A childhood friend of mine who passed a few years back used to remind me how spoiled we were. I miss his reminders. We grew up pampered he would say. We were taught to expect the trip to be long but to expect also that the road would lead to riches and fame. Private, boy’s boarding school in Ontario, Canada will have that effect on you. For those of us in the affluent west, we are bred to believe in our own ascension. The road goes up - up, up, up as far as you can see. No one warned us there would be dotcom crashes, housing market collapses, or any other failed attempts to reach the summit. Internet memes do encourage us to keep at it because the road to success is littered with failure. But it’s easy to detach and view the message as intended for someone else.

My most recent long drive was on May 7, 2013. My Volkswagen Passat Wagon, filled with all my clothes and electronics, departed Chicago under blue skies. Chicago to Ottawa is coincidentally about 1,500 KMs. Lakeshore Drive was quiet at 9:45 and for once I was sad there wasn’t more traffic to hold me up. It was hard saying goodbye to the city and all my friends. It never gets easy, yet I secretly know that I manufacture these moments. I have said so many goodbyes that were my own doing. I want you all to know that I have never run away from a destination. I have only ever been interested in running towards the new ones. Canada feels so good right now and opportunity lays ahead.

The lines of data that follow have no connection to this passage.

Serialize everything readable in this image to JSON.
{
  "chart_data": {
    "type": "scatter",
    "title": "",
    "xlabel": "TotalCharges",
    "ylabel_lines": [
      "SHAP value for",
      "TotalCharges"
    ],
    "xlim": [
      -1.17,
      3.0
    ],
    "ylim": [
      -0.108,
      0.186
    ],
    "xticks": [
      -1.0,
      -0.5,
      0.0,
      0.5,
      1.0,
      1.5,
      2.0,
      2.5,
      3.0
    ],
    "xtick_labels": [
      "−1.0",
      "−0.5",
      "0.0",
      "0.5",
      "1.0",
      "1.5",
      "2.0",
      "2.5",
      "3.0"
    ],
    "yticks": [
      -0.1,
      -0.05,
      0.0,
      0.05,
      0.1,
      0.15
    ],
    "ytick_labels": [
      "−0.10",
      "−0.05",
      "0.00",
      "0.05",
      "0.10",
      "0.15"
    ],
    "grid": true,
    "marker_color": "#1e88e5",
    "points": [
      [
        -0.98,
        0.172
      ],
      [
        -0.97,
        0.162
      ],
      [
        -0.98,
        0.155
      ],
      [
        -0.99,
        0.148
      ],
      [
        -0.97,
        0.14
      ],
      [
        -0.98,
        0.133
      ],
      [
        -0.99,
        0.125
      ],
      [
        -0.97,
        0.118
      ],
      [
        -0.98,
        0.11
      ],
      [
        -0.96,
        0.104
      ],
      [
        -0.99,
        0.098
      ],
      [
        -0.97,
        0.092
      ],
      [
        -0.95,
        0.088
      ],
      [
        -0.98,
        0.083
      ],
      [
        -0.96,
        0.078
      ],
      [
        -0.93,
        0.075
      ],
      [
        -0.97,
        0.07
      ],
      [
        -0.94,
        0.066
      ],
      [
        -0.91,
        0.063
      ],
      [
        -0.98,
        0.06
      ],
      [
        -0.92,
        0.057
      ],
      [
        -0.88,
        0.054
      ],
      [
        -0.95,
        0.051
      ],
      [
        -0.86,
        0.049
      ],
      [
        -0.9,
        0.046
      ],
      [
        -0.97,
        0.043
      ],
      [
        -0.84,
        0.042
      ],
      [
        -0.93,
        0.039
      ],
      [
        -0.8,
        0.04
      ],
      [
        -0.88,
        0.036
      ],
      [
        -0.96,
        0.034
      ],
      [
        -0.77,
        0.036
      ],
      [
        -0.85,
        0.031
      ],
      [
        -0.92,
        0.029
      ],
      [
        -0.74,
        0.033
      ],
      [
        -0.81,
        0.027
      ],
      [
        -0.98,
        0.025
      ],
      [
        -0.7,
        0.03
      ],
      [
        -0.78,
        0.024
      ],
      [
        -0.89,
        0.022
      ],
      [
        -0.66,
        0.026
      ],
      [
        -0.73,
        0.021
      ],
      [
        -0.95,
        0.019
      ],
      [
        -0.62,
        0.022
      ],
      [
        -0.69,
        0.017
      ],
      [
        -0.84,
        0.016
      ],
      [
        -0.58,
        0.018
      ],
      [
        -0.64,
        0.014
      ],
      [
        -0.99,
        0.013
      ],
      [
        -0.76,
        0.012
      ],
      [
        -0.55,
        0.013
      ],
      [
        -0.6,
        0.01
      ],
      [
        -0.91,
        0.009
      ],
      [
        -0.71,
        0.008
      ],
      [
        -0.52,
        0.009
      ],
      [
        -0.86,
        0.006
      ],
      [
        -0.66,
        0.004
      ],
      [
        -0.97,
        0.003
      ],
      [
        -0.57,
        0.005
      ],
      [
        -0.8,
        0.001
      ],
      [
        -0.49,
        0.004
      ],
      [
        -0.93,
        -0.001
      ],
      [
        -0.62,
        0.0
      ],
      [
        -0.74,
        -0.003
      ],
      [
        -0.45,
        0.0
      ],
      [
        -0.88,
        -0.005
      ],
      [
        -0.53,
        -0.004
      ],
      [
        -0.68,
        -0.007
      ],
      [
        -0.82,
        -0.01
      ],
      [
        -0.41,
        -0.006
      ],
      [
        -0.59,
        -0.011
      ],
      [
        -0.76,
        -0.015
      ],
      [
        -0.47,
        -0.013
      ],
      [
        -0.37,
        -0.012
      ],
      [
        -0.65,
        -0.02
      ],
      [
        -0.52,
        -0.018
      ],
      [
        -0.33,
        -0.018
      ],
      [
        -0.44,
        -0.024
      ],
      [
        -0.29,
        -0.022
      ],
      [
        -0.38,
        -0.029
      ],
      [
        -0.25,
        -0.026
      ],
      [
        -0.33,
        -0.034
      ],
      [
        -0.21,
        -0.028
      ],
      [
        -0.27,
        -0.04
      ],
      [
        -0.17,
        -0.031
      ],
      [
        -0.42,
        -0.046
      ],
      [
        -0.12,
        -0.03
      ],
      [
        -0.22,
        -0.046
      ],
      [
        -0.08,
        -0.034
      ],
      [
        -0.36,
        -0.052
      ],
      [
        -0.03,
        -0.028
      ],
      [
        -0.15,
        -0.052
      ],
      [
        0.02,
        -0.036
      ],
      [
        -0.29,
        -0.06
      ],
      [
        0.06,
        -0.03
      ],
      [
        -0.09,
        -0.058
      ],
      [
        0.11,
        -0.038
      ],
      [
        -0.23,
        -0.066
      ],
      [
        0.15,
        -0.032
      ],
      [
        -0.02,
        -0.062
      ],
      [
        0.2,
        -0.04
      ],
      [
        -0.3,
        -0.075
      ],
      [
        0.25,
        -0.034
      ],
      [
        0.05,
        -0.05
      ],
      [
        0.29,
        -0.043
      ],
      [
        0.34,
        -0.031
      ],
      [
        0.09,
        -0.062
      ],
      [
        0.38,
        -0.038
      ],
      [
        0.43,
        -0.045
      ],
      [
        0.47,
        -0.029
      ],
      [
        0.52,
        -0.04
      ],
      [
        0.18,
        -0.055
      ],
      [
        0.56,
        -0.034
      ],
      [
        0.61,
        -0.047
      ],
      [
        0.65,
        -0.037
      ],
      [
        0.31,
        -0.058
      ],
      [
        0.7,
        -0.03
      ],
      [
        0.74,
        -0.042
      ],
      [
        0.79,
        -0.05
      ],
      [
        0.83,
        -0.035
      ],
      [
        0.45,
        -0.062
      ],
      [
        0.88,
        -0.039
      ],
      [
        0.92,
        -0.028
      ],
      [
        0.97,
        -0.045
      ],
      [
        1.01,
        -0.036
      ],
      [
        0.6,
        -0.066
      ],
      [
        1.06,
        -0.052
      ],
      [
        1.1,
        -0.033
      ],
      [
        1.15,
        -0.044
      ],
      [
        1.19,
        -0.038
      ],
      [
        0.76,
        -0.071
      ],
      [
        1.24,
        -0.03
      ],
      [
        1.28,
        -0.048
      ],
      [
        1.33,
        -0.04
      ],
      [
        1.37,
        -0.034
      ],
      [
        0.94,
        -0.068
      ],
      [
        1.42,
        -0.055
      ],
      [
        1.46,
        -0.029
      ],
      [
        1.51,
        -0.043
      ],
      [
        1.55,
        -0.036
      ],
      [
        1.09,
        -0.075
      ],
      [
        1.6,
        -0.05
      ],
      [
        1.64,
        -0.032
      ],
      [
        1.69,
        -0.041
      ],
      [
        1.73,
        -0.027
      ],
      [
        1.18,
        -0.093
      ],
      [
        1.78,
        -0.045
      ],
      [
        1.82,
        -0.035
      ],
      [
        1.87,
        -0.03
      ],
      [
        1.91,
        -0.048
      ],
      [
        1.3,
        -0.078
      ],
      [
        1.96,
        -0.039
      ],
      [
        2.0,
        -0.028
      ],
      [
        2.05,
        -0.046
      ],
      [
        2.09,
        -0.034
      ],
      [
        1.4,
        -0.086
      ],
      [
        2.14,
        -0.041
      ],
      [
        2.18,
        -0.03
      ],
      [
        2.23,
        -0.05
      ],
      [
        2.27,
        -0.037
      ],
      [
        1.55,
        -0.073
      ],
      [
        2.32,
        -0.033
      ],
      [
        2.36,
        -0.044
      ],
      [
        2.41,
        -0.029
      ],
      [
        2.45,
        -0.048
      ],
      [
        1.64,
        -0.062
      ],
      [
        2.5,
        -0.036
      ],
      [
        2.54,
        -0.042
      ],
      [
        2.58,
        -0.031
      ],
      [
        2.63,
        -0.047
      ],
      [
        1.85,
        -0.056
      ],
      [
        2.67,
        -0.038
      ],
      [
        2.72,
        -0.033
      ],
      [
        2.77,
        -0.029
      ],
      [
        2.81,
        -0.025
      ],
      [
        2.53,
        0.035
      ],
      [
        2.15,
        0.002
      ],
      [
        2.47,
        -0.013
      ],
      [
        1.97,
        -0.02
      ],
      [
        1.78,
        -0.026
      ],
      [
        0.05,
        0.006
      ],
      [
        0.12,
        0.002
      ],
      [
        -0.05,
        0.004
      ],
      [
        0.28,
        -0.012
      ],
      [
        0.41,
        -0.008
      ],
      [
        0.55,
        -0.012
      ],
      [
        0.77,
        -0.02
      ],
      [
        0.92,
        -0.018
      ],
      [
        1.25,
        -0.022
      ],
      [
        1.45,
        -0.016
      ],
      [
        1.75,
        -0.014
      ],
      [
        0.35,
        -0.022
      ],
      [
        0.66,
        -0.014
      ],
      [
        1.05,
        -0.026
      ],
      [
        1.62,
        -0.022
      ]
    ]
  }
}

Watching Chris Hadfield do his thing through the first half of 2013 has been inspiring. I will spare you all his travel stats but his story arc leaves the bonds of earth’s gravity, circles the earth thousands of times and then plummets back into Kazakhstan. Commander Hadfield’s return to earth has been nicely timed with the launch of media surrounding the Mars One Mission. Maybe that worked the other way. Mars One seized some of Hatdfield’s space inspiration. Just so it’s clear, this blog entry is my application for a 1-way trip to Mars. As for Hadfield, if anyone is “There yet?” He is.

This summer, the family will make the annual 15 hour pilgrimage to Nova Scotia. I look forward to seeing the beach grass blowing in the wind, snacking at the clam shack, swimming in the brackish water of the river in the backyard and chatting lazily on the sun porch. The journey always seems to come to a full stop for those few days a Nanny’s house every year. I can’t wait.